Paramagnetic Salts of Ca, Ba, and Pb with Difurazanopyrazine and Difurazanopyrazine‑N‑oxide Radical Anions

Oxidation of 4H,8H-bis­(1,2,5-oxadiazolo)­[3,4-b:3′,4′-e]­pyrazine H2L in the presence of Ba or Ca oxide leads to the formation of paramagnetic Ba­(II) and Ca­(II) salts, respectively. It was shown that the basicity of the reaction mixture plays an important role in the oxidation of H2L. Molecular and crystal structures of [Ba­(L)2(H2O)5]·2H2O, [Ba2(L)­(HL)2(H2O)6]­(L)·4H2O, [Ba­(HL)­(H2O)6]­(HL)·H2O, and [Ca­(L)­(H2O)6]2Br2 were determined. It was found that paramagnetic [Pb­(L)2(H2O)5]·2H2O can be obtained by H2L oxidation with PbO2 in the absence of alkaline earth metal oxides. It was shown that using two oxidizing agents, PbO2 and Br2, in the reaction of BaO with H2L allows us to obtain paramagnetic salts with a new anion radical bis­(1,2,5-oxadiazolo)­[3,4-b:3′,4′-e]­pyrazine-4-oxyl (LO) and “singlet diradical” LO1. It was found that, depending on the synthetic conditions, [Ba­(LO)2(H2O)6]·2H2O crystallizes in the form of several polymorphic modifications differing in the angles between the planes of LO radicals bound to the Ba ion.

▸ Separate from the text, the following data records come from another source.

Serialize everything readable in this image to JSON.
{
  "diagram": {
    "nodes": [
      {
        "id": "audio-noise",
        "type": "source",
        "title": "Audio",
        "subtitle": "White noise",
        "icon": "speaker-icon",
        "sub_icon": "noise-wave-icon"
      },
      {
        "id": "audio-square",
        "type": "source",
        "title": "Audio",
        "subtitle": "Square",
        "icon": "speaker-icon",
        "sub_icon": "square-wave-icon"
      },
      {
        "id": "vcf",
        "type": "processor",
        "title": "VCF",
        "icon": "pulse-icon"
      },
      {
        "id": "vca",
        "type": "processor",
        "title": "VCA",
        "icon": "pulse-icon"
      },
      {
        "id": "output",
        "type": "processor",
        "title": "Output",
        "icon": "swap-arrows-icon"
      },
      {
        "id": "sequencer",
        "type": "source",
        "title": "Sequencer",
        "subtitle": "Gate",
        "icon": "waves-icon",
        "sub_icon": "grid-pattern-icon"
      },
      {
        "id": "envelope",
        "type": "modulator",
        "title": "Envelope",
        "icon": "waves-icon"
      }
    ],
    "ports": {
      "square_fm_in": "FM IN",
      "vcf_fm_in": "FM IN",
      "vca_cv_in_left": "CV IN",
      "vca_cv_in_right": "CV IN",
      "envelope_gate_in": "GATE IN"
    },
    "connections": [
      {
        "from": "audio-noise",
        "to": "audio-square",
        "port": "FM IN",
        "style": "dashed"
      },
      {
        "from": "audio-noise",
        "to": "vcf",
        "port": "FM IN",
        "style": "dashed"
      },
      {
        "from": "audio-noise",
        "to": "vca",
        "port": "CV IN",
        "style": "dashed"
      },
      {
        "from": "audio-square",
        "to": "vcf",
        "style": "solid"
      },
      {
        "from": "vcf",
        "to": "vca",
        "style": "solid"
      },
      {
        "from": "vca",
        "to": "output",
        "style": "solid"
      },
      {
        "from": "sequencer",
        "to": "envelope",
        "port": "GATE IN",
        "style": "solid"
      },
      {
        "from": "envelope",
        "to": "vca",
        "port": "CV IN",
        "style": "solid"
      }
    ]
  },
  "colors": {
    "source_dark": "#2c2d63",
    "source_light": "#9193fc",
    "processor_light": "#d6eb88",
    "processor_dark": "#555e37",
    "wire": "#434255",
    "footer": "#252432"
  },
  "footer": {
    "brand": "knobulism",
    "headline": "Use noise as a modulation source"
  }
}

Quantum chemical analysis revealed that the presence of the N-oxide fragment in LO leads to a noticeable redistribution of the spin density in comparison with L. The calculated map of the distribution of exchange integrals at different relative displacements in pairs of LO allows us to give a qualitative insight into the magnetic behavior of anion radical stacks.